H2O cluster uneven distribution of performance usage

389 Views Asked by At

I set up a cluster with a 4 core (2GHz) and a 16 core (1.8GHz) virtual machine. The creation and connection to the cluster works without problems. But now I want to do some deep learning on the cluster, where I see an uneven distribution for the performance usage of those two virtual machines. The one with 4 cores is always at 100% CPU usage while the 16 core machine is idle most of the time.
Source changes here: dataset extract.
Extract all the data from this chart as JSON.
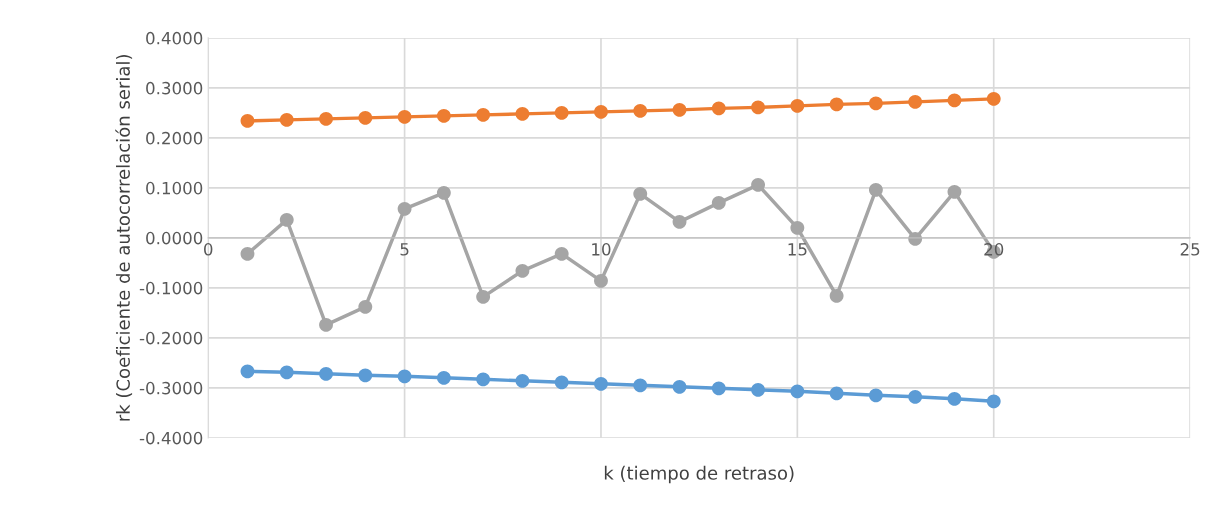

Do I have to make additional configuration during the cluster generation? Because it is odd for me that the stronger machine of the two is idle while the weaker one does all the work.

Best regards, Markus

1

There are 1 best solutions below

0
On BEST ANSWER

Two things to keep in mind here.

  1. Your data needs to be large enough to take advantage of data parallelism. In particular, the number of chunks per column needs to be large enough for all the cores to have work to do. See this answer for more details: H2O not working on parallel

  2. H2O-3 assumes your nodes are symmetric. It doesn't try to load balance work across the cluster based on capability of the nodes. Faster nodes will finish their work first and wait idle for the slower nodes to catch up. (You can see this same effect if you have two symmetric nodes but one of them is busy running another process.)

Asymmetry is a bigger problem for memory (where smaller nodes can run out of memory and fail entirely) than it is for CPU (where some nodes are just waiting around). So always make sure to start each H2O node with the same value of -Xmx.

You can limit the number of cores H2O uses with the -nthreads option. So you can try giving each of your two nodes -nthreads 4 and see if they behave more symmetrically with each using roughly four cores. In the case you describe, that would mean the smaller machine is roughly 100% utilized and the larger machine is roughly 25% utilized. (But since the two machines probably have different chips, the cores are probably not identical and won't balance perfectly, which is OK.)

[I'm ignoring the virtualization aspect completely, but CPU shares could also come into the picture depending on the configuration of your hypervisor.]